31/03/2025
El espectador - Carlos Valencia
Sarabia tomó asiento en la calurosa, pequeña y oscura sala. A escasos diez metros se levantaba el escenario, mínimo, con tenues luces azules y amarillas. Dos filas adelante se perfilaba un hombre mayor, con un anticuado sombrero, bastón y un ci******lo en la mano derecha. En primera fila había un par de mujeres jóvenes que esperaban en silencio el inicio de la obra. –Las suplentes- conjeturó Sarabia. Al lado izquierdo, una fila más adelante, una pareja que no paraba de intercambiar nociones teatrales, obra vistas, compañías conocidas. La sala era pequeña, y aun así lucía despoblada. Para los calores que comenzaban a fustigar en marzo, eso era lo mejor posible.
Sarabia se abstrajo del rechineo de las butacas y de la aguarda expectante, y pensó en el café de la tarde, en los portales, en las palmeras de esa ciudad que tanto le había regalado, y que, por lo mismo, tanto amaba, odiaba, reía y lloraba. Él, proveniente de un lugar más frío, recatado y silencioso, jamás se sacaría del corazón esa tierra tropical, bullanguera, ahogada en su propio calor y frenesí. Tan no podía sacársela que allí estaba de nuevo caminando sus calles, recorriendo sus parques y plazas, sufriendo su sofocante calor, lastimándose el corazón con recuerdos que no volverían.
Las luces ambientales se apagaron. Una momentánea oscuridad reinó en la sala. Un par de sombras amarillas irrumpieron en el centro del escenario. Se escuchó una voz, que no dijo nada. Entonces ella emergió de las sombras, dejando que las pálidas luces bañaran de a poco su rostro, sus manos, sus pies descalzos. Un vestido blanco con casi invisibles detalles rosados cubría su esbelta y poderosa figura. Sus grandes ojos asomaron una primera mirada, profunda e implacable, y ella se postró ante todo el mundo, ante ese pequeño mundo de cinco espectadores. Sarabia volvía a verla; era Estela. Eso lo supo desde que leyó el programa de mano. Pero sabía que ese nombre no representaba sólo seis letras, y que la mujer del escenario no era sólo una actriz representando un personaje. Estela era pasado, Estela era recuerdos: Estela era el café de la mañana; Estela era el canto de mediodía; Estela era el suspiro nocturno. Estela acariciando su rostro, Estela abrazándolo en la madrugada. Estela, un puñado de razones y sinrazones, Estela, mirando implacable un punto fijo en el público. Sarabia contemplaba lejano el cuerpo que, alguna vez fue cercano, escuchó esa voz que lo hipnotizó y aturdió, observó esa mirada tan ajena a él, tan concentrada en extraer de lo profundo de su ser un sentimiento que embargara a los cinco del público. Sarabia se sentía como quien mira un secreto que no le pertenece. Sarabia, en lo profundo de aquélla sala. Sarabia, tan inseguro, tan jodidamente objetivo, tan objetivamente jodido, tan incapaz de olvidarla.
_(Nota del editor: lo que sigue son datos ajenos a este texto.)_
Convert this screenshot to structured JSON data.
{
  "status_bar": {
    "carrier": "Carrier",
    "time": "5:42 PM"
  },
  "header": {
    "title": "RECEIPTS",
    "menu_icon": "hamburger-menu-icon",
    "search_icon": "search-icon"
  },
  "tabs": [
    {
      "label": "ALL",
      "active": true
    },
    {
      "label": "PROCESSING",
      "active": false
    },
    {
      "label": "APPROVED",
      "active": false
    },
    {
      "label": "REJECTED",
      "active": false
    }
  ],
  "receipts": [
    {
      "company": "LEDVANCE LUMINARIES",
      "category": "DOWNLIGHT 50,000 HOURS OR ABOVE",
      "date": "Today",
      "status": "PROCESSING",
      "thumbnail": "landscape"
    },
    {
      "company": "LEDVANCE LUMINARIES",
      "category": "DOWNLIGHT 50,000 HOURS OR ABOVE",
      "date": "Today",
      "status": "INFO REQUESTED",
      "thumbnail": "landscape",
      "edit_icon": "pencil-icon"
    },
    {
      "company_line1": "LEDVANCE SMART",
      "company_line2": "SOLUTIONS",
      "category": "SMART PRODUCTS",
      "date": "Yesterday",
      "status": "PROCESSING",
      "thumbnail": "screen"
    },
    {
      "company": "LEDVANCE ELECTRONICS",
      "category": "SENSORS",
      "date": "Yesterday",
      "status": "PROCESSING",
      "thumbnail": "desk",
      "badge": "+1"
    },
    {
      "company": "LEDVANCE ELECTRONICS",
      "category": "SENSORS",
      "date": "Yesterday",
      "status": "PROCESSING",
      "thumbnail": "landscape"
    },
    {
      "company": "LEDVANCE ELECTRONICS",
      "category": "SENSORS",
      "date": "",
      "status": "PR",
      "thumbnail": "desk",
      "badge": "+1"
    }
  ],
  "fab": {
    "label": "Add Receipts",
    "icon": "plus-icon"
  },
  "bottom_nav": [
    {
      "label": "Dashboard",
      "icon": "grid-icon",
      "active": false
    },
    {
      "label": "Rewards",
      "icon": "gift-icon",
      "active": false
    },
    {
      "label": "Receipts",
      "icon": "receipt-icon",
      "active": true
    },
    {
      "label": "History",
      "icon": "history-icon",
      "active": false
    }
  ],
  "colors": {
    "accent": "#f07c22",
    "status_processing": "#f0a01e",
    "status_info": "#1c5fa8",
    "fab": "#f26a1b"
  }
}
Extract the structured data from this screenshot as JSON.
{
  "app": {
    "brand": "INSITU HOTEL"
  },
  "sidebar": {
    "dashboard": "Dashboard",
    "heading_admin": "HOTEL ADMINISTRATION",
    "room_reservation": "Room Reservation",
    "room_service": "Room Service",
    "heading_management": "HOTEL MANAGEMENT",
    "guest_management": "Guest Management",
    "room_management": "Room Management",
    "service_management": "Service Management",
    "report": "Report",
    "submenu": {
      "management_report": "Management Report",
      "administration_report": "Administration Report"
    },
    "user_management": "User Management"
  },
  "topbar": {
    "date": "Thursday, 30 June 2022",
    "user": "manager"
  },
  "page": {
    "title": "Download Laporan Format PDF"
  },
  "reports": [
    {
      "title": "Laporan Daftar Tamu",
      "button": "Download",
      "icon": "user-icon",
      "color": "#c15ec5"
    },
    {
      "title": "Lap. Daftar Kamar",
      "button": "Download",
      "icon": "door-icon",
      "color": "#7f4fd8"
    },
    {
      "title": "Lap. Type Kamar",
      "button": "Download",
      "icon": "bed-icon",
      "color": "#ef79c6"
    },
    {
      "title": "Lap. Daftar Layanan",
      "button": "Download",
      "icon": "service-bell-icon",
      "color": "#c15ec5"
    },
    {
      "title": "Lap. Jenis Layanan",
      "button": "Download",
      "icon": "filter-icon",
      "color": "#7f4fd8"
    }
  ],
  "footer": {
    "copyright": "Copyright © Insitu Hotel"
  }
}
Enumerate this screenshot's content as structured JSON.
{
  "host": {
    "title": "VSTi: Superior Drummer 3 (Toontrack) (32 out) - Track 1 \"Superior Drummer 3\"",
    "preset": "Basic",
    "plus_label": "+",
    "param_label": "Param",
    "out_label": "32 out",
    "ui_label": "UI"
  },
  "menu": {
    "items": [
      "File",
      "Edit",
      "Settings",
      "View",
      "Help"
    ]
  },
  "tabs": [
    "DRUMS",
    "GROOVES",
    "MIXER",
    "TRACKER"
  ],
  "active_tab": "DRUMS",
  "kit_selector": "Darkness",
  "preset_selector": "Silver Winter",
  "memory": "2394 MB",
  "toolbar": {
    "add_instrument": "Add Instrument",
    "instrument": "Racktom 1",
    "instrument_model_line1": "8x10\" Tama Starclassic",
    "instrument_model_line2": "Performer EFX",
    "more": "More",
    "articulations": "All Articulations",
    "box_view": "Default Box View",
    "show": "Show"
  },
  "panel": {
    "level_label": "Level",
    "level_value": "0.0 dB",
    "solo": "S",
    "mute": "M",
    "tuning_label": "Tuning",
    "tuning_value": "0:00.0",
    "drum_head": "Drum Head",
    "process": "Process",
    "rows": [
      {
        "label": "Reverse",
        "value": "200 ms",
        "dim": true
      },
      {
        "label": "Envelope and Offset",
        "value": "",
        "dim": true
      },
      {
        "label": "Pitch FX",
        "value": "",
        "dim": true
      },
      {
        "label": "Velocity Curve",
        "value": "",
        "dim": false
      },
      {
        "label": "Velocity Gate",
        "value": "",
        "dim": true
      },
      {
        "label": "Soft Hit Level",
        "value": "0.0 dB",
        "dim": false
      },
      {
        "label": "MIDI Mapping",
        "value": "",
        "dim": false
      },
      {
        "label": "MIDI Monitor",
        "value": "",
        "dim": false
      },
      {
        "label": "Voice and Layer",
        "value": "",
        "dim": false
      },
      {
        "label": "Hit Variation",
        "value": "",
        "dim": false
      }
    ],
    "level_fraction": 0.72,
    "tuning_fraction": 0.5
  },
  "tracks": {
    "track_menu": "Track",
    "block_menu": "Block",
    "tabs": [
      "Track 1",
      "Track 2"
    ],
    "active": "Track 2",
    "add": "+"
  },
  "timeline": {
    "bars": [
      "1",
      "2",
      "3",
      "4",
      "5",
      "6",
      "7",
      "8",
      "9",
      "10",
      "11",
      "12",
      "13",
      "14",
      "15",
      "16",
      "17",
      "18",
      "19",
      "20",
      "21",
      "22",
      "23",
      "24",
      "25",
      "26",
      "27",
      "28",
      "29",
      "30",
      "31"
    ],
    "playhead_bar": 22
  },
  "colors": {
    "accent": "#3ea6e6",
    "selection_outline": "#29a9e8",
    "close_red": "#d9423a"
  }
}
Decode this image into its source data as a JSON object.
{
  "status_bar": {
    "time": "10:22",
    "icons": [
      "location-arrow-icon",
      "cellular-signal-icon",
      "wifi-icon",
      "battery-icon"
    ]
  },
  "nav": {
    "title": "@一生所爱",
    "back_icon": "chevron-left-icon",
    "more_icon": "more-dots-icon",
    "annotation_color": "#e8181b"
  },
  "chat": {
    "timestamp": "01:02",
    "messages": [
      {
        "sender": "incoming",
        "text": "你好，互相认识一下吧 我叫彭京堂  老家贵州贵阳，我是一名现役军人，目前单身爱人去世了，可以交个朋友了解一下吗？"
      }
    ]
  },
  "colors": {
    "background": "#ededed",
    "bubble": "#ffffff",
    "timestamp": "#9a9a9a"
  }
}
Estela brilló en esa triste sala de medio pelo. El público aplaudió, Estela se inclinó y recibió los aplausos serena, dueña de sí misma. La pareja se retiró con su misma diatriba teatrera, ahora nuevamente alimentada. Las de la primera fila abrazaron a su compañera. El viejo se acercó a a felicitar personalmente a la estrella de la noche, y a invitarla a cenar. Pero Sarabia no se retiró de la sala: no estaba allí, nunca estuvo.
Sarabia enciende un ci******lo y abre el Sol del Oriente en la sección de deportes.